Once you mix up all of the ingredients, you can either freeze or refrigerate these to let them set. They’ll take longer to set in the fridge and they’ll come out a bit softer, more like raw brownies. If you put them in the freezer, they will freeze, obviously, and become harder. When they’re in the freezer I let them thaw a bit before I eat them! I personally prefer the texture from the fridge, but I’ve been storing these in the freezer for the convenience. Don’t leave these out for too long if you’ve been storing them in the fridge – they’ll melt if it gets too warm!
These are the perfect reminder that yummy treats don’t require sugar or anything fancy. You’ll get plenty of healthy fats in here mixed with a hidden veggie, so these can be great as a “fat bomb” recipe too! I dare you to give these to someone who eats a lot of sugar. They’ll never guess what’s inside! I think these are also a great treat for kids! Plus, I love how simple these are to make. They’re the perfect lazy girl’s dessert. If you like chocolate, anything fudgey, and coconut, these are meant for you.

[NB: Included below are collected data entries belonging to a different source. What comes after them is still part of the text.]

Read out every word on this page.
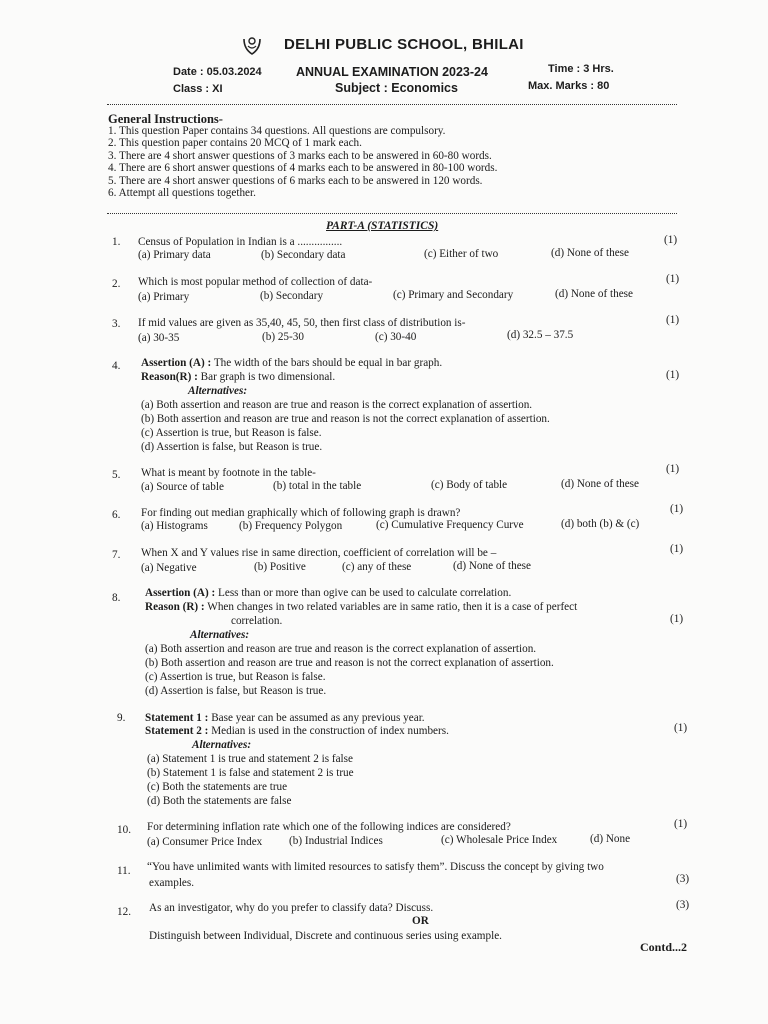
DELHI PUBLIC SCHOOL, BHILAI
Date : 05.03.2024
Class : XI
ANNUAL EXAMINATION 2023-24
Subject : Economics
Time : 3 Hrs.
Max. Marks : 80
General Instructions-
1. This question Paper contains 34 questions. All questions are compulsory.
2. This question paper contains 20 MCQ of 1 mark each.
3. There are 4 short answer questions of 3 marks each to be answered in 60-80 words.
4. There are 6 short answer questions of 4 marks each to be answered in 80-100 words.
5. There are 4 short answer questions of 6 marks each to be answered in 120 words.
6. Attempt all questions together.
PART-A (STATISTICS)
1. Census of Population in Indian is a ................	(1)
(a) Primary data	(b) Secondary data	(c) Either of two	(d) None of these
2. Which is most popular method of collection of data-	(1)
(a) Primary	(b) Secondary	(c) Primary and Secondary	(d) None of these
3. If mid values are given as 35,40, 45, 50, then first class of distribution is-	(1)
(a) 30-35	(b) 25-30	(c) 30-40	(d) 32.5 – 37.5
4. Assertion (A) : The width of the bars should be equal in bar graph.
Reason(R) : Bar graph is two dimensional.	(1)
Alternatives:
(a) Both assertion and reason are true and reason is the correct explanation of assertion.
(b) Both assertion and reason are true and reason is not the correct explanation of assertion.
(c) Assertion is true, but Reason is false.
(d) Assertion is false, but Reason is true.
5. What is meant by footnote in the table-	(1)
(a) Source of table	(b) total in the table	(c) Body of table	(d) None of these
6. For finding out median graphically which of following graph is drawn?	(1)
(a) Histograms	(b) Frequency Polygon	(c) Cumulative Frequency Curve	(d) both (b) & (c)
7. When X and Y values rise in same direction, coefficient of correlation will be –	(1)
(a) Negative	(b) Positive	(c) any of these	(d) None of these
8. Assertion (A) : Less than or more than ogive can be used to calculate correlation.
Reason (R) : When changes in two related variables are in same ratio, then it is a case of perfect
correlation.	(1)
Alternatives:
(a) Both assertion and reason are true and reason is the correct explanation of assertion.
(b) Both assertion and reason are true and reason is not the correct explanation of assertion.
(c) Assertion is true, but Reason is false.
(d) Assertion is false, but Reason is true.
9. Statement 1 : Base year can be assumed as any previous year.
Statement 2 : Median is used in the construction of index numbers.	(1)
Alternatives:
(a) Statement 1 is true and statement 2 is false
(b) Statement 1 is false and statement 2 is true
(c) Both the statements are true
(d) Both the statements are false
10. For determining inflation rate which one of the following indices are considered?	(1)
(a) Consumer Price Index (b) Industrial Indices	(c) Wholesale Price Index	(d) None
11. “You have unlimited wants with limited resources to satisfy them”. Discuss the concept by giving two
examples.	(3)
12. As an investigator, why do you prefer to classify data? Discuss.
OR
Distinguish between Individual, Discrete and continuous series using example.
(3)
Contd...2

This Sugar-Free Red Velvet Freezer Fudge is paleo, vegan, and keto-friendly. If you’re AIP, replace the cacao with carob! This freezer fudge is soft, creamy, rich, and oh-so-delicious. It’s a cross between fudge, a raw brownie, and a fat bomb. No kitchen skills required. All you need is a food processor, five minutes, and patience while you wait for them to set in the fridge! If you’re in the mood for red velvet but don’t want to enter into a sugar coma, you need these in your life!
Sugar-Free Red Velvet Freezer Fudge (Paleo / Vegan)
Time: 5 min prep, 1 hour to freeze / refrigerate
- 4 cooked and cooled beets (about 1 1/3 cups worth – I used a pack of four pre-cooked beets that I got from the store!)
- 1/2 cup melted coconut oil
- 1/2 cup melted coconut butter
- 1/2 cup full-fat canned coconut milk
- 2 tbsp cacao powder
- 2.5 tsp vanilla
- 1/4 tsp Himalayan pink salt
- 3 tbsp cacao nibs (optional)
- Add all ingredients except for cacao nibs into a food processor. Process until the mixture is smooth and creamy.
- Line an 8×8 baking pan with parchment paper, or get out silicone molds. Pour the mixture into the baking tray or molds. Sprinkle cacao nibs evenly on top.
- Place in the fridge overnight or in the freezer for 1-2 hours. If you put them in the fridge, they’ll be a bit softer, like a raw brownie. If you put them in the freezer, they’ll get frozen like fudge.
- Once the fudge has hardened, cut into squares and enjoy! Store leftovers in the fridge / freezer.